Introduction of Apache Spark Components – Spark Streaming

More than 50% of users consider Spark Streaming as one of the most important component of Apache Spark, It can be used to processing the real-time streaming data from different sources like Sensors, IoT devices, social networks, and online transactions. This is based on micro batch style of computing and processing.

Features of Apache Spark Components – Spark Streaming

Ease of use

Spark streaming provides a bunch of APIs that helps to create streaming applications which is similar to batch jobs and it supports java,scala and Python.

Fault Tolerance

Spark Streaming recovers both lost work and operator state e.g. sliding windows


It allows to reuse the same code for batch processing.

* Spark Integration

Spark Streaming Combine streaming with batch and interactive queries.


Working Procedure of Apache Spark Components – Spark Streaming


Figure:  Working Process of Spark Streaming

  • Spark Streaming Receivers receives Streaming data from Different Sources like Sensors, IoT(internet of things) devices, social networks, and online transactions.
  • Then it breaks down Streaming data into little batches of input data.
  • The Stream processing engines Process the data in parallel on a cluster.
  • Output the Batches of processed results data pushed to external systems like HBase, Cassandra, Kafka,etc

Applications of Apache Spark Components – Spark Streaming

1. Streaming ETL

 Here Data is continuously cleaned and aggregated before being pushed into data stores.


Anomalous behavior is detected in real-time and further downstream actions are triggered accordingly. E.g. unusual behavior of sensor devices generating actions

3.Data enrichment

Real time data is filled with more information by joining it with a static dataset allowing for a more complete real-time analysis.

4.Complex sessions and continuous learning

Events related to a live session e.g. user activity after logging into a website or application are grouped together and analyzed. In some cases, the session information is used to continuously update machine learning models.

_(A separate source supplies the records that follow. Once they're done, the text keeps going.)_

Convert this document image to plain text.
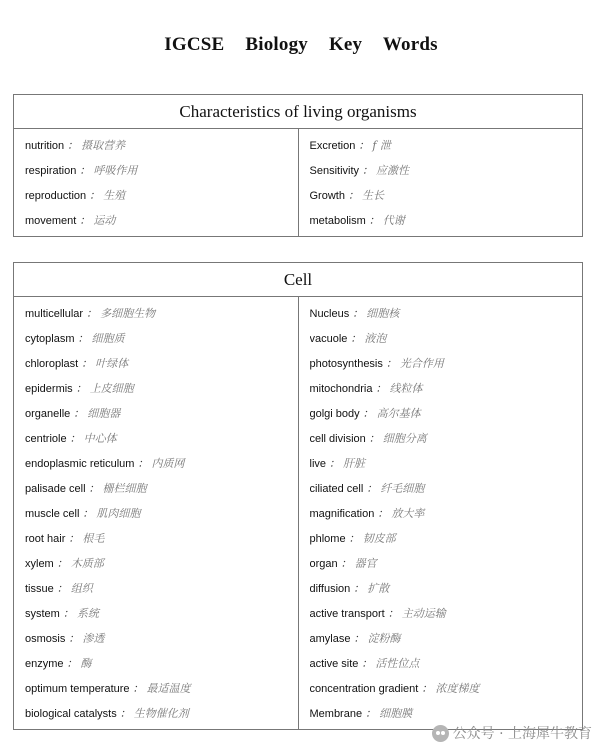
IGCSE Biology Key Words
Characteristics of living organisms

nutrition ： 摄取营养
respiration ： 呼吸作用
reproduction ： 生殖
movement ： 运动

Excretion ： f 泄
Sensitivity ： 应激性
Growth ： 生长
metabolism ： 代谢
Cell

multicellular ： 多细胞生物
cytoplasm ： 细胞质
chloroplast ： 叶绿体
epidermis ： 上皮细胞
organelle ： 细胞器
centriole ： 中心体
endoplasmic reticulum ： 内质网
palisade cell ： 栅栏细胞
muscle cell ： 肌肉细胞
root hair ： 根毛
xylem ： 木质部
tissue ： 组织
system ： 系统
osmosis ： 渗透
enzyme ： 酶
optimum temperature ： 最适温度
biological catalysts ： 生物催化剂

Nucleus ： 细胞核
vacuole ： 液泡
photosynthesis ： 光合作用
mitochondria ： 线粒体
golgi body ： 高尔基体
cell division ： 细胞分离
live ： 肝脏
ciliated cell ： 纤毛细胞
magnification ： 放大率
phlome ： 韧皮部
organ ： 器官
diffusion ： 扩散
active transport ： 主动运输
amylase ： 淀粉酶
active site ： 活性位点
concentration gradient ： 浓度梯度
Membrane ： 细胞膜
公众号 · 上海犀牛教育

Consider a word count example, It counts each word appearing in a document. Consider the following text as an input and is saved as an input.txt file in a home directory.

input.txt -input file.

A farmer lives in a village.

He grows crops and keeps animals.

He works very hard.

He gets up early morning and begins to work in the field.

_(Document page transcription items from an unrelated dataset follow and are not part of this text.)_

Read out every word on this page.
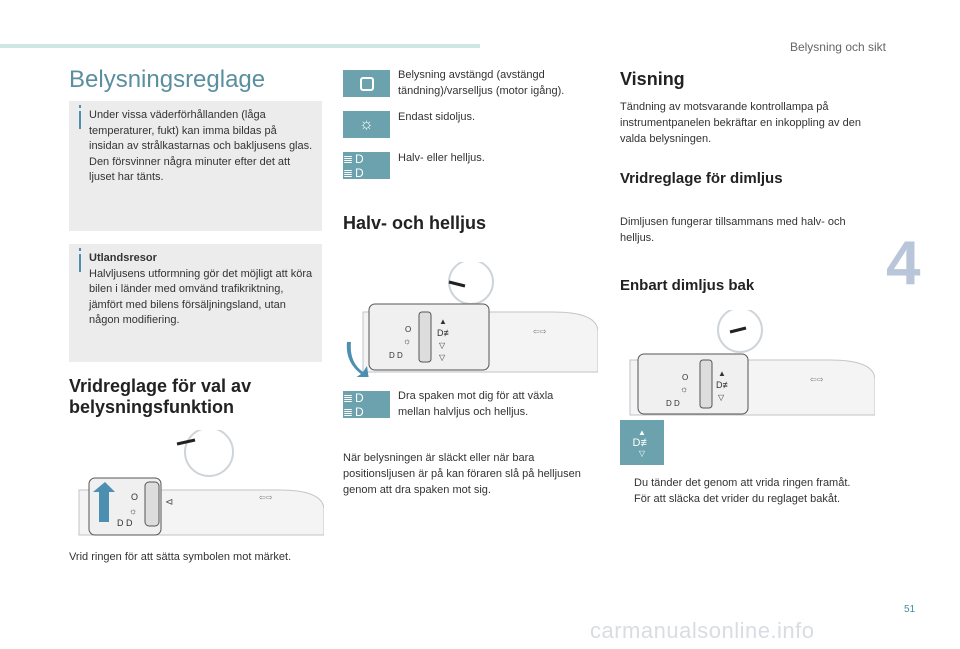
Belysning och sikt
4
51
Belysningsreglage
Under vissa väderförhållanden (låga temperaturer, fukt) kan imma bildas på insidan av strålkastarnas och bakljusens glas. Den försvinner några minuter efter det att ljuset har tänts.
Utlandsresor
Halvljusens utformning gör det möjligt att köra bilen i länder med omvänd trafikriktning, jämfört med bilens försäljningsland, utan någon modifiering.
Vridreglage för val av belysningsfunktion
O
☼
D D
⊲	⇦⇨
Vrid ringen för att sätta symbolen mot märket.
Belysning avstängd (avstängd tändning)/varselljus (motor igång).
☼ Endast sidoljus.
≣D ≣D
Halv- eller helljus.
Halv- och helljus
O
☼
D D
▲
D≢
▽
▽
⇦⇨
≣D ≣D
Dra spaken mot dig för att växla mellan halvljus och helljus.
När belysningen är släckt eller när bara positionsljusen är på kan föraren slå på helljusen genom att dra spaken mot sig.
Visning
Tändning av motsvarande kontrollampa på instrumentpanelen bekräftar en inkoppling av den valda belysningen.
Vridreglage för dimljus
Dimljusen fungerar tillsammans med halv- och helljus.
Enbart dimljus bak
O
☼
D D
▲
D≢
▽
⇦⇨
▲
D≢
▽
Du tänder det genom att vrida ringen framåt.
För att släcka det vrider du reglaget bakåt.
carmanualsonline.info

He continues to work from morning to evening.

 Following procedure given below to execute the word count example.

Open Spark-Shell

The following command is used to open spark shell. Generally, spark is built using Scala. Therefore, a Spark program runs on Scala environment.

$ spark-shell    

Create an RDD

The below command is used for reading a file from the home directory.

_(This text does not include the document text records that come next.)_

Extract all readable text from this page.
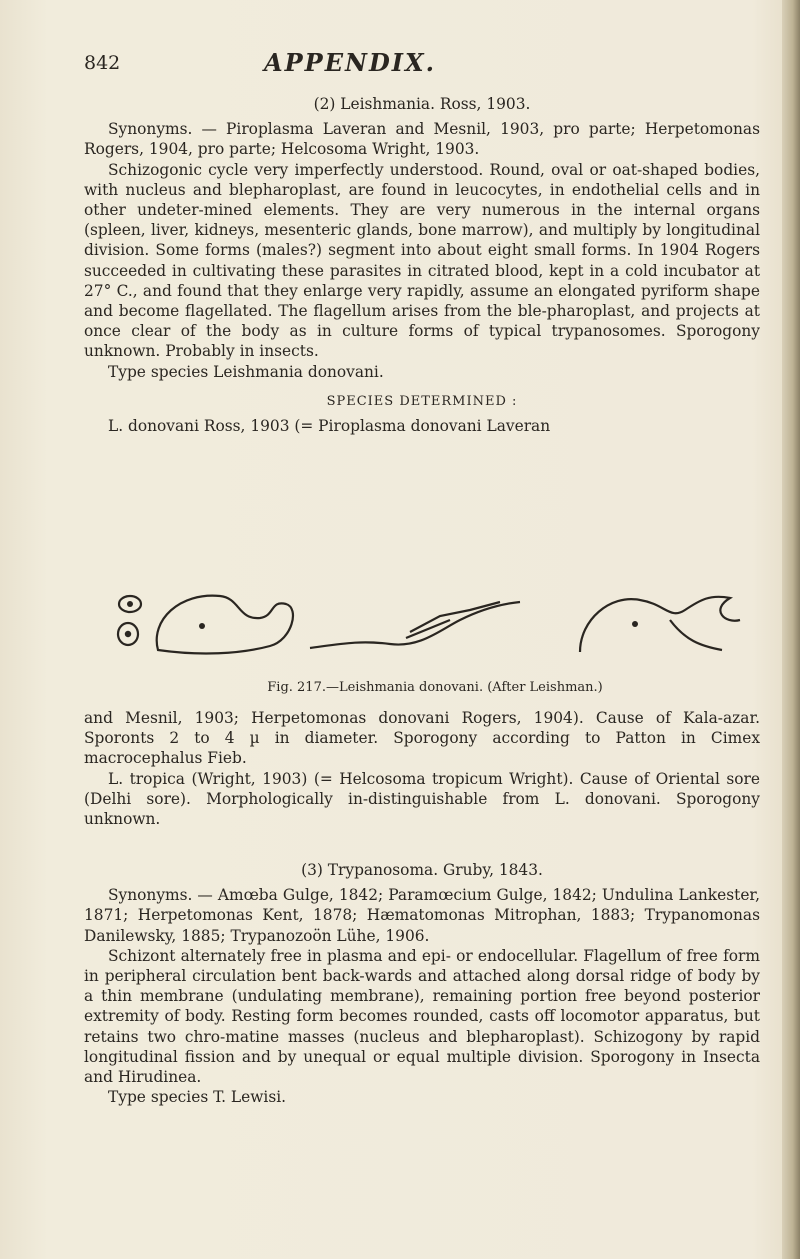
842	APPENDIX.

(2) Leishmania. Ross, 1903.

Synonyms. — Piroplasma Laveran and Mesnil, 1903, pro parte; Herpetomonas Rogers, 1904, pro parte; Helcosoma Wright, 1903.

Schizogonic cycle very imperfectly understood. Round, oval or oat-shaped bodies, with nucleus and blepharoplast, are found in leucocytes, in endothelial cells and in other undeter-mined elements. They are very numerous in the internal organs (spleen, liver, kidneys, mesenteric glands, bone marrow), and multiply by longitudinal division. Some forms (males?) segment into about eight small forms. In 1904 Rogers succeeded in cultivating these parasites in citrated blood, kept in a cold incubator at 27° C., and found that they enlarge very rapidly, assume an elongated pyriform shape and become flagellated. The flagellum arises from the ble-pharoplast, and projects at once clear of the body as in culture forms of typical trypanosomes. Sporogony unknown. Probably in insects.

Type species Leishmania donovani.

SPECIES DETERMINED :

L. donovani Ross, 1903 (= Piroplasma donovani Laveran

Fig. 217.—Leishmania donovani. (After Leishman.)

and Mesnil, 1903; Herpetomonas donovani Rogers, 1904). Cause of Kala-azar. Sporonts 2 to 4 µ in diameter. Sporogony according to Patton in Cimex macrocephalus Fieb.

L. tropica (Wright, 1903) (= Helcosoma tropicum Wright). Cause of Oriental sore (Delhi sore). Morphologically in-distinguishable from L. donovani. Sporogony unknown.

(3) Trypanosoma. Gruby, 1843.

Synonyms. — Amœba Gulge, 1842; Paramœcium Gulge, 1842; Undulina Lankester, 1871; Herpetomonas Kent, 1878; Hæmatomonas Mitrophan, 1883; Trypanomonas Danilewsky, 1885; Trypanozoön Lühe, 1906.

Schizont alternately free in plasma and epi- or endocellular. Flagellum of free form in peripheral circulation bent back-wards and attached along dorsal ridge of body by a thin membrane (undulating membrane), remaining portion free beyond posterior extremity of body. Resting form becomes rounded, casts off locomotor apparatus, but retains two chro-matine masses (nucleus and blepharoplast). Schizogony by rapid longitudinal fission and by unequal or equal multiple division. Sporogony in Insecta and Hirudinea.

Type species T. Lewisi.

scala> val inputfile = sc.textFile(“input.txt”)

Execute Word count Transformation

In this step we are counting the words in a file.

  • Create a flat map for splitting each line into words (flatMap(line ⇒split(“ ”)).
  • It will read every word as a key with a value ‘1’ (<key, value> = <word,1>) using map function (map(word ⇒ (word, 1)).
  • Finally, reduce those keys by adding values of similar keys (reduceByKey(_+_)).
  • The following command is used for executing word count logic. This is not an action so it will not give output, because its a transformation.
scala> val counts = inputfile.flatMap(line => line.split(” “)).map(word => (word, 1)).reduceByKey(_+_);

Caching the Transformations

The below command is used to compute an action and store the intermediate transformations in memory.

scala>  counts.cache()

Applying the Action

Following command used to save the output in a text file

 scala> counts.saveAsTextFile(“output”)


From the above topic we can conclude that Spark Streaming is used to processing the real time streaming data from different data sources.